Occitans - Kinship, Marriage, and Family



Kinship. Descent is bilaterally reckoned, but with a patrilateral emphasis. The patronym is passed on to offspring.

Marriage. Occitanie is a Christian, predominantly Catholic, region, and marriage rules reflect this fact. Monogamy is both the moral and legal norm. Local endogamy is the most common pattern of spousal selection, but it is not specifically prescribed. Divorce, although it does occur, is not approved.

Domestic Unit. Both the nuclear family and the extended family are commonly encountered, with the extended family (broadly speaking, a nuclear family with at least one collateral- or ascendant-generation family member coresident in the household) being more common in rural villages than in urban centers. A newly married son and his spouse may live with the son's parents for a short time immediately after Marriage. Postmarital residence with the parents of either spouse, however, is explicitly linked to the particular economic necessities faced by the newly married couple, not to socioCulturally defined conditions of propriety.

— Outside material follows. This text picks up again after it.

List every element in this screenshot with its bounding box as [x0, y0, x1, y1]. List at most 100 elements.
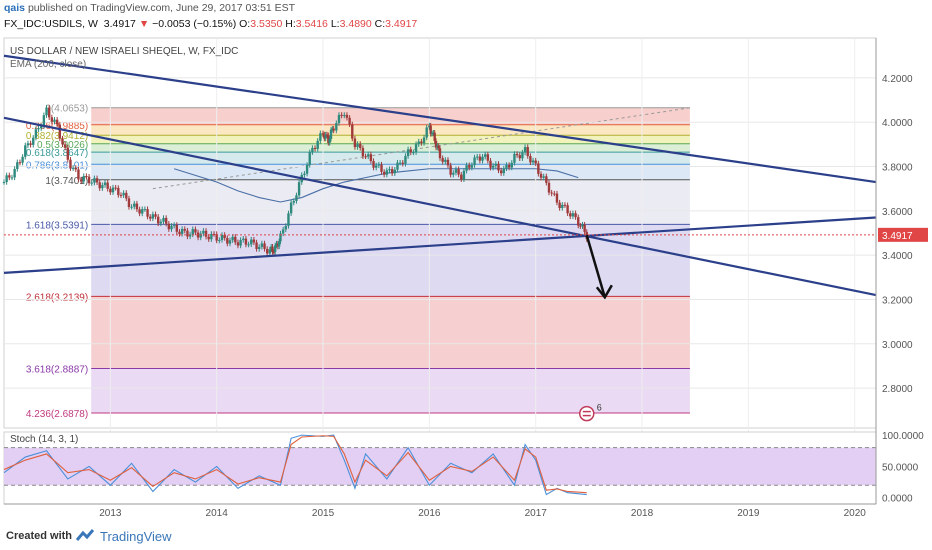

Socialization. Preschool-age offspring receive their primary care from both parents, although the assumption is that the mother is responsible for most of the day-to-day childcare duties. Children attend local schools, but secondary and postsecondary education may entail leaving the home Community, depending on the locally available educational resources. Higher education has tended to emphasize "Official" (i.e., northern French) language and culture—a situation that the regionalist movements of Occitanie have attempted to resist, particularly in the last three decades.